Men needed to change their lifestyles and mindsets before they do long-lasting damage to their children, said Mr Tamati, but it's a process that takes time.
"If you've been 38 years a perpetrator, 38 weeks is not going to make a difference on a stopping violence programme."
Mr Tamati was a victim of violence for much of his life, so when he had his own family it was a normal way of dealing with issues.
In 1992, he bashed up his youngest daughter with a platform shoe and soon after his wife left with the kids. His first intuition was to use violence to try to keep them.
It was when his daughter told him he should get help that he finally did something about it.
The stopping-violence courses had a reputation for being "poofters' clubs" within his circle of friends, so he signed up without telling anyone. He had to go through the 20-week course twice to start feeling under control, and said it was an ongoing battle.

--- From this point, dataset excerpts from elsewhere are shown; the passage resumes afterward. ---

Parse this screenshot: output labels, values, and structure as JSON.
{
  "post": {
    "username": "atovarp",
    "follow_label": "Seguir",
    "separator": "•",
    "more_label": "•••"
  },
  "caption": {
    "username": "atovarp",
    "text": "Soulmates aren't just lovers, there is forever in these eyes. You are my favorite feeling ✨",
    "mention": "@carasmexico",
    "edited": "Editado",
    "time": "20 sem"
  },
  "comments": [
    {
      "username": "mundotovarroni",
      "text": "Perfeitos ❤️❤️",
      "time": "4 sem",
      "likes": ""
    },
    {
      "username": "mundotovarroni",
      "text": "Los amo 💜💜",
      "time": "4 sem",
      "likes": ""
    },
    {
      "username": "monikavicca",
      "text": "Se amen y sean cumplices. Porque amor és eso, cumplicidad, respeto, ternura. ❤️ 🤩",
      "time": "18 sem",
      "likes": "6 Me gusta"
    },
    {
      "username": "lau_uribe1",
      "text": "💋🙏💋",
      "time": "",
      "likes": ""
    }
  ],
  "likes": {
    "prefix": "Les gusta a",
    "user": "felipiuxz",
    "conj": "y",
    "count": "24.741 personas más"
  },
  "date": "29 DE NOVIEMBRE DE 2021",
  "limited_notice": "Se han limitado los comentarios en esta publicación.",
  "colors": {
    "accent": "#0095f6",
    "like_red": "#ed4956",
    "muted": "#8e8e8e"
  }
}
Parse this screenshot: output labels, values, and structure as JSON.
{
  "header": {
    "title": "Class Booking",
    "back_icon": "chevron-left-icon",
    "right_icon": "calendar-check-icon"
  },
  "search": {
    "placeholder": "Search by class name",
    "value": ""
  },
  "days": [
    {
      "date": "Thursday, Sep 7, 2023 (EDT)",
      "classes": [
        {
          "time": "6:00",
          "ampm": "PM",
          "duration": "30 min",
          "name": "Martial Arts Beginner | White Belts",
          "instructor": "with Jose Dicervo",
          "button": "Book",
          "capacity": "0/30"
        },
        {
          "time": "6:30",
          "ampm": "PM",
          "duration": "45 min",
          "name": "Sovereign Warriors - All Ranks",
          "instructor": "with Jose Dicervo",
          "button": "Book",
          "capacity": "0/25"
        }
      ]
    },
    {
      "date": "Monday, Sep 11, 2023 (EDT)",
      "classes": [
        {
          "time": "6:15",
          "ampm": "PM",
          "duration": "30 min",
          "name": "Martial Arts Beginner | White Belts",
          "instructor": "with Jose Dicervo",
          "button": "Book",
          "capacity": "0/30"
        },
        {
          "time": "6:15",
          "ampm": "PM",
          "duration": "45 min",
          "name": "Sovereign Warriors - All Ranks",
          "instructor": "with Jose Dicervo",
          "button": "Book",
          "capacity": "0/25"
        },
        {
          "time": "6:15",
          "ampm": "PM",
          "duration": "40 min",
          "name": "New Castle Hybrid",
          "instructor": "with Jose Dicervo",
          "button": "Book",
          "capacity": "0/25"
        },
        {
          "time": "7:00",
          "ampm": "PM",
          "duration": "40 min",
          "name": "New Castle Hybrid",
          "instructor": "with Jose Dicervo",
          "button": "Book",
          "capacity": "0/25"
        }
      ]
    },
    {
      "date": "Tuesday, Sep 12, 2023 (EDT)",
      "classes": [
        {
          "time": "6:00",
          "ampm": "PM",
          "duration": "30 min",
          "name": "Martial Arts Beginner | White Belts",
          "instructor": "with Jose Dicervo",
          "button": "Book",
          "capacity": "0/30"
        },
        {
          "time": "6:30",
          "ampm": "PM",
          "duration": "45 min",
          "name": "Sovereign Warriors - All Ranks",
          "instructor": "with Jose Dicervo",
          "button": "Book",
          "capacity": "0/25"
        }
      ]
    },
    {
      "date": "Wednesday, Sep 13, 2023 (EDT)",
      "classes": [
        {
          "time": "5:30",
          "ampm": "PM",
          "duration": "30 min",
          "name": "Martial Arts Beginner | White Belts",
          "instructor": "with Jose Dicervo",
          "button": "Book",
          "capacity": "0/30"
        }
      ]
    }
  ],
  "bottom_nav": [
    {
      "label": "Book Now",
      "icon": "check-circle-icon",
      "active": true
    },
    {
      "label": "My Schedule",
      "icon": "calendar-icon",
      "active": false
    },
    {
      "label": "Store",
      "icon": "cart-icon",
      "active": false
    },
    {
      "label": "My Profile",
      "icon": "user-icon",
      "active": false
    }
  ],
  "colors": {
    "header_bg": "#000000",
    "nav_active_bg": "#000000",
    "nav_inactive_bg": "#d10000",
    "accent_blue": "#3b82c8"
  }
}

"I'm still on the journey, it's a journey through hell.
"To try and come through it unscathed is impossible, and part of that has been my own demons," Mr Tamati said.
He describes his work as an It's Not OK campaigner as penance: Telling his story to audiences around the country brings other men forward to tell theirs, which makes him feel not so bad.
His six kids, often through their parenting of his nine grandchildren, help, too.
Mr Tamati said learning about the "naughty step" was a revelation in child discipline.
"If that's what I've got to know and learn so I don't have to go dark places again, that's okay."